The Penalty Kill Is Terrifyingly Awful
Funny how things have switched, isn’t it? Last year the story was Chicago’s fantastic PK and anemic PP; this year, the two have been swapped. Can’t ever seem to just have the best of both.
Time for one last “highlight.” Ugh. This was a miserable game.
I’m sorry. Why.
Why is Brandon Bollig on the penalty kill?
He has been for a few games.
It’s been equally idiotic for each of them.
Sorry. Manning up now.
Okay, first: Chicago’s PK is what I call a “wide” box – that is, the typical four-man PK setup with the stipulation that the two forwards and two defensemen are free (when appropriate) to extend their coverage to match the movement and positioning of the opposing team’s powerplay.
In this case, the biggest mistake is made by – you guessed it – the Best Player in the Known Universe (BPIKU – Brandon Bollig). BPIKU is being way too passive here, sitting almost all the way down at the hashmarks and leaving his man (Jake Gardiner, #51) wide open at the point with plenty of space. BPIKU accomplishes absolutely nothing by being so low in the zone; the Leaf player in front of the net is covered at the moment. Like Kostka from earlier, he’s quite literally functionless here. He’s not serving any sort of purpose. The Hawks are effectively playing 3-on-5. Ergo, Gardiner is free to fire a hard, accurate shot-pass towards the front of the net with no concern of it getting blocked.
The second blunder is Keith’s. I understand what he’s trying to do (give Raanta a clear view of the “shot” from the point), but in doing so he leaves Joffrey Lupul completely alone in front of the net for an uncontested tip. Keith tying up Lupul’s stick is the ideal here – but even being close enough to distract him a little would have served at least some purpose. Instead, Lupul had enough time to catch Gardiner’s pass and even make a move if he wanted to. He chose to just tip it instead. Yep, this wasn’t Keith’s best game.
The Hawks’ PK is paradoxical.
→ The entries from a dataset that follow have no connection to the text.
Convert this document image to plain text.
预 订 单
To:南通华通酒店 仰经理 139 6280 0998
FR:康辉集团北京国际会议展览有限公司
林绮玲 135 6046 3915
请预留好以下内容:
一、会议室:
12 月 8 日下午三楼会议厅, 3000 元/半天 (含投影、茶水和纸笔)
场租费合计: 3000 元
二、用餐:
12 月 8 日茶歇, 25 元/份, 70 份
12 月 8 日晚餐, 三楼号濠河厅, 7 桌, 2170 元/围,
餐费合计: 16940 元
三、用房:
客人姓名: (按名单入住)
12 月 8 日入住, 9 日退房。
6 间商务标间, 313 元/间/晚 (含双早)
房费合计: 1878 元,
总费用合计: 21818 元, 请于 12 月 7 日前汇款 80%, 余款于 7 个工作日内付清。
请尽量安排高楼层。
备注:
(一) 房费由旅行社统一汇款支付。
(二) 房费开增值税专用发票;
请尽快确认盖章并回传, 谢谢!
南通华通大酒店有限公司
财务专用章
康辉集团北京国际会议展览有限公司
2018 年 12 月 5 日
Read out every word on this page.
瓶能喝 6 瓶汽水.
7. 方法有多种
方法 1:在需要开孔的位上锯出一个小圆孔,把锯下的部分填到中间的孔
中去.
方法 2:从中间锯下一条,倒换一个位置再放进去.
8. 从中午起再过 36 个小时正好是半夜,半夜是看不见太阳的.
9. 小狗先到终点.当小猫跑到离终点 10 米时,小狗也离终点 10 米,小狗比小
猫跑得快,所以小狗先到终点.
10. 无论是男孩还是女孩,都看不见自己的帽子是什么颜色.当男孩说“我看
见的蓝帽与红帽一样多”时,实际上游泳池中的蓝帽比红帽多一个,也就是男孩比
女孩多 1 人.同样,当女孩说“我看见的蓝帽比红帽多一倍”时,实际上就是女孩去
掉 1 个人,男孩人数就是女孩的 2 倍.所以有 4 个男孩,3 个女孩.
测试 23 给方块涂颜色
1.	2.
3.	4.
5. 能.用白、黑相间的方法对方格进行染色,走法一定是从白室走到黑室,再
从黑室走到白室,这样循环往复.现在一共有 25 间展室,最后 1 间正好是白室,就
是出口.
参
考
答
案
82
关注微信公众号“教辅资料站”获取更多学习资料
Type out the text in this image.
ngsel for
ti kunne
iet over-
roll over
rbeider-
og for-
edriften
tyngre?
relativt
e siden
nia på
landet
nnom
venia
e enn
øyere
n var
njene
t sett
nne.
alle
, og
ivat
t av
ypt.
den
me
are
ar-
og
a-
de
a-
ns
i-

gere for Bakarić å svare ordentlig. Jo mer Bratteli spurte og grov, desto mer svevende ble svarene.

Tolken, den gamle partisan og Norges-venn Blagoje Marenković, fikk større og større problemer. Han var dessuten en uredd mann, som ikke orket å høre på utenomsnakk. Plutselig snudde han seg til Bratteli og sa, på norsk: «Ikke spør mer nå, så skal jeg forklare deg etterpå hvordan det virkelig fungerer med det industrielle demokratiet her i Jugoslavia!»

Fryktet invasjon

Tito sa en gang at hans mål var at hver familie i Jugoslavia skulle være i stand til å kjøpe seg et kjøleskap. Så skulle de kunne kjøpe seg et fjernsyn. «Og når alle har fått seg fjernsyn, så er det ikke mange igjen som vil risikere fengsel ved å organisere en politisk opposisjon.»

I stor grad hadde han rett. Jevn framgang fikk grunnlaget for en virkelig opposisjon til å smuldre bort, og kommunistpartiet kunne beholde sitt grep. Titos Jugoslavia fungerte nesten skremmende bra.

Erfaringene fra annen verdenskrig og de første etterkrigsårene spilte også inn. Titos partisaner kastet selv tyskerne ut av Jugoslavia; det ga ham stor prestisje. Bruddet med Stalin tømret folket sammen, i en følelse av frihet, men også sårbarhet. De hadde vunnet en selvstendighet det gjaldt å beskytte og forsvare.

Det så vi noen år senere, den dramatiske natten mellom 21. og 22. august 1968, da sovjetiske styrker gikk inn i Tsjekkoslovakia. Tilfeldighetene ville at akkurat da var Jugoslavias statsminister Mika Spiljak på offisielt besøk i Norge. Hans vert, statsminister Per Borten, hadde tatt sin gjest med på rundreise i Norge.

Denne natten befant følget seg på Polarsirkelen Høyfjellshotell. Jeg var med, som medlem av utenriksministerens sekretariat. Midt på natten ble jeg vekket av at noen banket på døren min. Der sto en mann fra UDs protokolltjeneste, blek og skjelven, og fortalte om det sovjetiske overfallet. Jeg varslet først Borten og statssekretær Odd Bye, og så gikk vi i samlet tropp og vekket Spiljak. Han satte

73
They are aggressive in that they permit (and encourage) forwards and defensemen to stretch their coverage area (think of the 2-3 zone in basketball). But the PK strategy is also passive in that it doesn’t emphasize direct pressure on opposing players who have the puck. It’s complicated.
Ultimately, the issue with Chicago’s penalty kill has been a mix of shoddy goaltending and ineffective execution.
WHY IS BRANDON BOLLIG ON THE PENALTY KILL?
I managed to stave off saying it (again) for a few paragraphs. That was really hard for me, you have to understand.
Oh, I did promise you one more thing when I wrote this…
The Official PROPHET KENT SIMPSON Update
PROPHET KENT SIMPSON’s first-ever NHL action was thoroughly depressing. You had to feel for the guy, getting thrown into a game that his team just wasn’t interested in playing (the first two periods against Toronto consisted of some of the least inspired hockey the Blackhawks have put forth this year). I imagine he was pretty jittery, and it didn’t help to be faced with a quality scoring chance 28 seconds into his NHL career… and have it slip by to boot.
But it’s okay! PROPHET KENT SIMPSON has my full trust, and he should have yours too.
I’m up for starting the official fan club if I get enough support. Let me know.